David Binney: South (2001)
Soft complex textures trade places with raucous screaming solos. Rich horn arrangements belie the modernity of this recording. The same worn out path or a new direction? Neither. An able and ample continuation of the layered sublimity derived from Miles Davis' late electric period and culminating with John McLaughlin's genius post-bop The Heart of Things.
Musicianship is paramount. Complexity emerges from great orchestration. Catchy hooks and whistle-able humdinger melodies open into freer heart-wrenching loquacious solo sections. Binney and Chris Potter scream and scorch their way through Kenny Garrett-esque frenzy. Adam Rodgers gets to tip his overdrive pedal and Scott Colley and Brian Blade, and sometimes Jim Black, pound like a gale against the tent wall, incessantly driving the ferocious rhythm, exciting and propeling the weaving soloist through a chicanery of brotherhood: transience; a dynamic fraternity of fleeting bedfellows interspersed amongst polyrhythmic peaks.
That's not to say the music is never calm, collected, even calculated. The quieter passages better suit the relatively straight-laced Uri Caine, and also provide a platform for rest and a moment's breath.
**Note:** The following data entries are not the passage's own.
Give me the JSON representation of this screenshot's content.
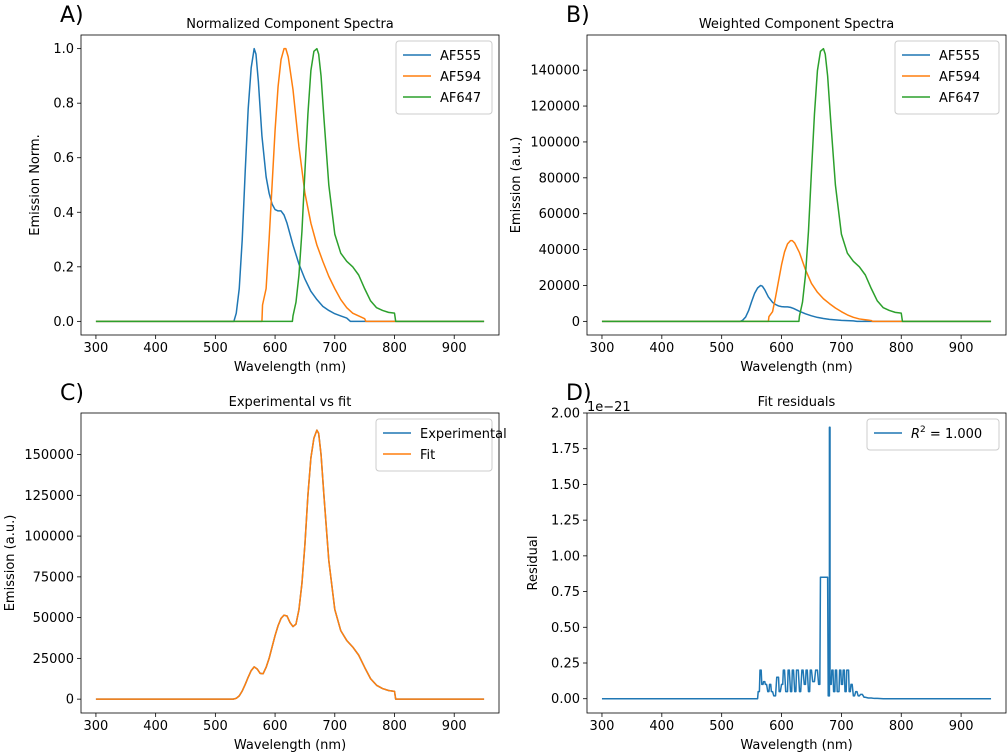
{
  "chart_data": [
    {
      "type": "line",
      "panel_label": "A)",
      "title": "Normalized Component Spectra",
      "xlabel": "Wavelength (nm)",
      "ylabel": "Emission Norm.",
      "xlim": [
        275,
        975
      ],
      "ylim": [
        -0.05,
        1.05
      ],
      "xticks": [
        300,
        400,
        500,
        600,
        700,
        800,
        900
      ],
      "yticks": [
        0.0,
        0.2,
        0.4,
        0.6,
        0.8,
        1.0
      ],
      "ytick_labels": [
        "0.0",
        "0.2",
        "0.4",
        "0.6",
        "0.8",
        "1.0"
      ],
      "legend": "top-right",
      "series": [
        {
          "name": "AF555",
          "color": "#1f77b4",
          "x": [
            300,
            531,
            535,
            540,
            545,
            550,
            555,
            560,
            565,
            568,
            572,
            578,
            585,
            590,
            595,
            600,
            605,
            610,
            615,
            620,
            630,
            640,
            650,
            660,
            670,
            680,
            690,
            700,
            710,
            720,
            723,
            726,
            800,
            950
          ],
          "y": [
            0,
            0,
            0.03,
            0.12,
            0.3,
            0.55,
            0.78,
            0.93,
            1.0,
            0.98,
            0.88,
            0.68,
            0.53,
            0.47,
            0.43,
            0.41,
            0.405,
            0.405,
            0.39,
            0.36,
            0.28,
            0.21,
            0.155,
            0.11,
            0.08,
            0.055,
            0.04,
            0.028,
            0.02,
            0.012,
            0.006,
            0,
            0,
            0
          ]
        },
        {
          "name": "AF594",
          "color": "#ff7f0e",
          "x": [
            300,
            578,
            579,
            585,
            590,
            595,
            600,
            605,
            610,
            615,
            618,
            622,
            630,
            640,
            650,
            660,
            670,
            680,
            690,
            700,
            710,
            720,
            730,
            740,
            745,
            750,
            752,
            800,
            950
          ],
          "y": [
            0,
            0,
            0.06,
            0.12,
            0.3,
            0.5,
            0.7,
            0.86,
            0.96,
            1.0,
            1.0,
            0.97,
            0.85,
            0.64,
            0.47,
            0.36,
            0.28,
            0.22,
            0.165,
            0.12,
            0.08,
            0.05,
            0.03,
            0.02,
            0.015,
            0.01,
            0,
            0,
            0
          ]
        },
        {
          "name": "AF647",
          "color": "#2ca02c",
          "x": [
            300,
            629,
            630,
            635,
            640,
            645,
            650,
            655,
            660,
            665,
            670,
            673,
            677,
            682,
            690,
            700,
            710,
            720,
            730,
            740,
            750,
            760,
            770,
            780,
            790,
            800,
            802,
            950
          ],
          "y": [
            0,
            0,
            0.02,
            0.07,
            0.17,
            0.33,
            0.55,
            0.76,
            0.92,
            0.99,
            1.0,
            0.98,
            0.9,
            0.74,
            0.5,
            0.32,
            0.25,
            0.22,
            0.2,
            0.17,
            0.12,
            0.075,
            0.05,
            0.04,
            0.033,
            0.03,
            0,
            0
          ]
        }
      ]
    },
    {
      "type": "line",
      "panel_label": "B)",
      "title": "Weighted Component Spectra",
      "xlabel": "Wavelength (nm)",
      "ylabel": "Emission (a.u.)",
      "xlim": [
        275,
        975
      ],
      "ylim": [
        -7600,
        159600
      ],
      "xticks": [
        300,
        400,
        500,
        600,
        700,
        800,
        900
      ],
      "yticks": [
        0,
        20000,
        40000,
        60000,
        80000,
        100000,
        120000,
        140000
      ],
      "ytick_labels": [
        "0",
        "20000",
        "40000",
        "60000",
        "80000",
        "100000",
        "120000",
        "140000"
      ],
      "legend": "top-right",
      "series": [
        {
          "name": "AF555",
          "color": "#1f77b4",
          "x": [
            300,
            531,
            535,
            540,
            545,
            550,
            555,
            560,
            565,
            568,
            572,
            578,
            585,
            590,
            595,
            600,
            605,
            610,
            615,
            620,
            630,
            640,
            650,
            660,
            670,
            680,
            690,
            700,
            710,
            720,
            723,
            726,
            800,
            950
          ],
          "y": [
            0,
            0,
            600,
            2400,
            6000,
            11000,
            15600,
            18600,
            20000,
            19600,
            17600,
            13600,
            10600,
            9400,
            8600,
            8200,
            8100,
            8100,
            7800,
            7200,
            5600,
            4200,
            3100,
            2200,
            1600,
            1100,
            800,
            560,
            400,
            240,
            120,
            0,
            0,
            0
          ]
        },
        {
          "name": "AF594",
          "color": "#ff7f0e",
          "x": [
            300,
            578,
            579,
            585,
            590,
            595,
            600,
            605,
            610,
            615,
            618,
            622,
            630,
            640,
            650,
            660,
            670,
            680,
            690,
            700,
            710,
            720,
            730,
            740,
            745,
            750,
            752,
            800,
            950
          ],
          "y": [
            0,
            0,
            2700,
            5400,
            13500,
            22500,
            31500,
            38700,
            43200,
            45000,
            45000,
            43650,
            38250,
            28800,
            21150,
            16200,
            12600,
            9900,
            7425,
            5400,
            3600,
            2250,
            1350,
            900,
            675,
            450,
            0,
            0,
            0
          ]
        },
        {
          "name": "AF647",
          "color": "#2ca02c",
          "x": [
            300,
            629,
            630,
            635,
            640,
            645,
            650,
            655,
            660,
            665,
            670,
            673,
            677,
            682,
            690,
            700,
            710,
            720,
            730,
            740,
            750,
            760,
            770,
            780,
            790,
            800,
            802,
            950
          ],
          "y": [
            0,
            0,
            3040,
            10640,
            25840,
            50160,
            83600,
            115520,
            139840,
            150480,
            152000,
            148960,
            136800,
            112480,
            76000,
            48640,
            38000,
            33440,
            30400,
            25840,
            18240,
            11400,
            7600,
            6080,
            5016,
            4560,
            0,
            0
          ]
        }
      ]
    },
    {
      "type": "line",
      "panel_label": "C)",
      "title": "Experimental vs fit",
      "xlabel": "Wavelength (nm)",
      "ylabel": "Emission (a.u.)",
      "xlim": [
        275,
        975
      ],
      "ylim": [
        -8500,
        175500
      ],
      "xticks": [
        300,
        400,
        500,
        600,
        700,
        800,
        900
      ],
      "yticks": [
        0,
        25000,
        50000,
        75000,
        100000,
        125000,
        150000
      ],
      "ytick_labels": [
        "0",
        "25000",
        "50000",
        "75000",
        "100000",
        "125000",
        "150000"
      ],
      "legend": "top-right",
      "series": [
        {
          "name": "Experimental",
          "color": "#1f77b4",
          "x": [
            300,
            530,
            535,
            540,
            545,
            550,
            555,
            560,
            565,
            570,
            575,
            580,
            585,
            590,
            595,
            600,
            605,
            610,
            615,
            620,
            625,
            630,
            635,
            640,
            645,
            650,
            655,
            660,
            665,
            670,
            673,
            677,
            682,
            690,
            700,
            710,
            720,
            730,
            740,
            750,
            760,
            770,
            780,
            790,
            800,
            802,
            950
          ],
          "y": [
            0,
            0,
            500,
            2000,
            5000,
            9000,
            13500,
            17500,
            19800,
            18500,
            15800,
            15600,
            19500,
            25000,
            32000,
            39000,
            45000,
            49500,
            51500,
            51000,
            47000,
            44500,
            46000,
            55000,
            71000,
            95000,
            125000,
            148000,
            160000,
            165000,
            163000,
            150000,
            124000,
            85000,
            55000,
            42000,
            36000,
            32000,
            27000,
            19500,
            12500,
            8500,
            6500,
            5300,
            4800,
            0,
            0
          ]
        },
        {
          "name": "Fit",
          "color": "#ff7f0e",
          "x": [
            300,
            530,
            535,
            540,
            545,
            550,
            555,
            560,
            565,
            570,
            575,
            580,
            585,
            590,
            595,
            600,
            605,
            610,
            615,
            620,
            625,
            630,
            635,
            640,
            645,
            650,
            655,
            660,
            665,
            670,
            673,
            677,
            682,
            690,
            700,
            710,
            720,
            730,
            740,
            750,
            760,
            770,
            780,
            790,
            800,
            802,
            950
          ],
          "y": [
            0,
            0,
            500,
            2000,
            5000,
            9000,
            13500,
            17500,
            19800,
            18500,
            15800,
            15600,
            19500,
            25000,
            32000,
            39000,
            45000,
            49500,
            51500,
            51000,
            47000,
            44500,
            46000,
            55000,
            71000,
            95000,
            125000,
            148000,
            160000,
            165000,
            163000,
            150000,
            124000,
            85000,
            55000,
            42000,
            36000,
            32000,
            27000,
            19500,
            12500,
            8500,
            6500,
            5300,
            4800,
            0,
            0
          ]
        }
      ]
    },
    {
      "type": "line",
      "panel_label": "D)",
      "title": "Fit residuals",
      "xlabel": "Wavelength (nm)",
      "ylabel": "Residual",
      "y_offset_text": "1e−21",
      "xlim": [
        275,
        975
      ],
      "ylim": [
        -0.1,
        2.0
      ],
      "xticks": [
        300,
        400,
        500,
        600,
        700,
        800,
        900
      ],
      "yticks": [
        0.0,
        0.25,
        0.5,
        0.75,
        1.0,
        1.25,
        1.5,
        1.75,
        2.0
      ],
      "ytick_labels": [
        "0.00",
        "0.25",
        "0.50",
        "0.75",
        "1.00",
        "1.25",
        "1.50",
        "1.75",
        "2.00"
      ],
      "legend": "top-right",
      "series": [
        {
          "name": "R² = 1.000",
          "legend_label": "R",
          "legend_sup": "2",
          "legend_rest": " = 1.000",
          "color": "#1f77b4",
          "x": [
            300,
            560,
            561,
            563,
            564,
            566,
            567,
            569,
            570,
            572,
            573,
            575,
            577,
            579,
            580,
            582,
            583,
            585,
            587,
            590,
            592,
            595,
            596,
            598,
            600,
            602,
            603,
            605,
            607,
            610,
            611,
            613,
            615,
            617,
            618,
            620,
            622,
            624,
            625,
            628,
            630,
            632,
            634,
            636,
            638,
            640,
            641,
            643,
            645,
            647,
            648,
            650,
            652,
            655,
            657,
            660,
            662,
            664,
            665,
            667,
            668,
            670,
            672,
            674,
            675,
            677,
            678,
            680,
            680,
            681,
            681,
            683,
            684,
            686,
            687,
            689,
            690,
            692,
            693,
            696,
            697,
            699,
            700,
            702,
            703,
            705,
            706,
            708,
            709,
            712,
            713,
            715,
            716,
            718,
            720,
            722,
            724,
            726,
            728,
            730,
            732,
            735,
            738,
            740,
            745,
            750,
            755,
            760,
            770,
            780,
            950
          ],
          "y": [
            0,
            0,
            0.05,
            0.05,
            0.2,
            0.2,
            0.1,
            0.1,
            0.12,
            0.12,
            0.1,
            0.1,
            0.05,
            0.05,
            0.1,
            0.1,
            0.05,
            0.05,
            0.02,
            0.02,
            0.15,
            0.15,
            0.05,
            0.05,
            0.1,
            0.1,
            0.2,
            0.2,
            0.05,
            0.05,
            0.2,
            0.2,
            0.05,
            0.05,
            0.2,
            0.2,
            0.05,
            0.05,
            0.2,
            0.2,
            0.05,
            0.05,
            0.2,
            0.2,
            0.1,
            0.1,
            0.2,
            0.2,
            0.05,
            0.05,
            0.2,
            0.2,
            0.12,
            0.12,
            0.2,
            0.2,
            0.1,
            0.1,
            0.85,
            0.85,
            0.85,
            0.85,
            0.85,
            0.85,
            0.85,
            0.85,
            0.02,
            0.02,
            1.9,
            1.9,
            0.1,
            0.1,
            0.2,
            0.2,
            0.05,
            0.05,
            0.2,
            0.2,
            0.05,
            0.05,
            0.2,
            0.2,
            0.1,
            0.1,
            0.2,
            0.2,
            0.05,
            0.05,
            0.2,
            0.2,
            0.05,
            0.05,
            0.1,
            0.1,
            0.02,
            0.02,
            0.05,
            0.05,
            0.02,
            0.02,
            0.03,
            0.03,
            0.01,
            0.01,
            0.005,
            0.005,
            0.002,
            0.002,
            0,
            0,
            0
          ]
        }
      ]
    }
  ]
}
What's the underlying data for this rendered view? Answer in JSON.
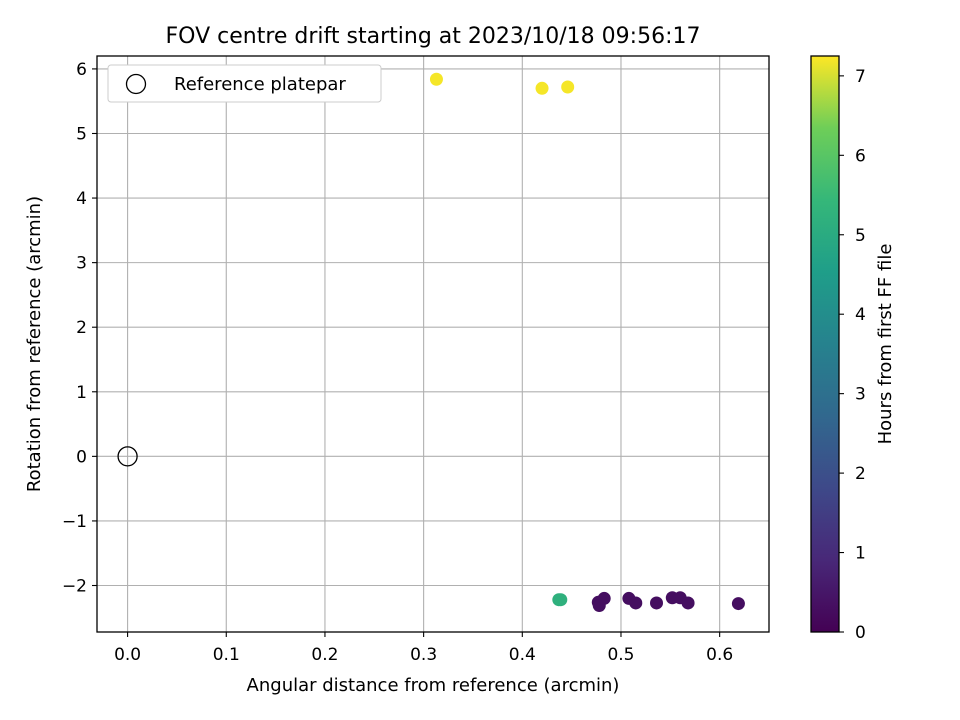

But it is only for a moment, and we are soon up again kicking in to the next slope, transporting to new musical heights on this leviathan of modern jazz.
Track Listing: 1 Out Beyond Ideas 2 Moment In Memory 3 The Global Soul 4 Leaving The Sea 5 Von Joshua 6 Traveler 7 New York Nature 8 Southpaw 9 The Global Soul (Reprise) 10 Tangles Outcome 11 South
Personnel: David Binney - alto & oprano saxophone; Chris Potter - tenor saxophone; Adam Rodgers - guitars; Uri Caine - piano; Scott Colley - bass; Brian Blade -drums; Jim Black - drums on #5 & #10.